If you had $10 million to invest in one company and one company only based on their use of "social," which company would it be and why?
WordPress -- Code is poetry. Akismet is gold. The WordPress / Automatic business fascinates me. Matt and Toni and the community have changed the Internet. It's a beautiful example of an idea, born changed and still growing through community -- and open source community that built the free blogs, the hosted blogs and a business that runs the enterprise blogs that work for The New York Times, CNN. CIA, FBI, and Homeland Security., Anyone can start a WordCamp and learn the basics of running a small business.
That's social. That's business.
Which business leader, politician or public figure do you most respect?

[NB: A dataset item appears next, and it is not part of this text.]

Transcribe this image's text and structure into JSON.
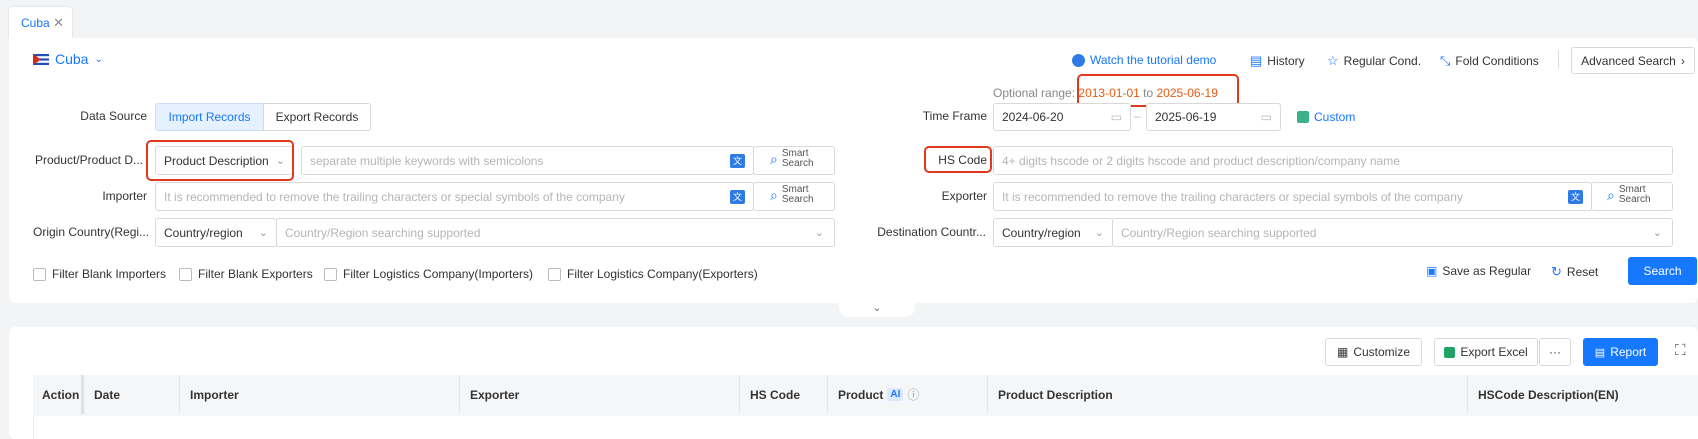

I think a whole lot of Warren Buffet. His word is his bond. He's built a business by combining the best of personal and business relationships. He's proof that trust and integrity travel to the bottom line. And my dad, if you read my blog, you'll know my dad wins hands down.
Would you join a toothpaste community? Why?
I might. If the toothpaste community had imagination, knew how to be smart, do something good for the world, and not take itself too seriously. It could be fun and meaningful -- anything can if you care about it.
Freeform – here's where you can riff on anyone or anything – good or bad. Or just share a pearl of wisdom.
No one cares what you know until they know that you care.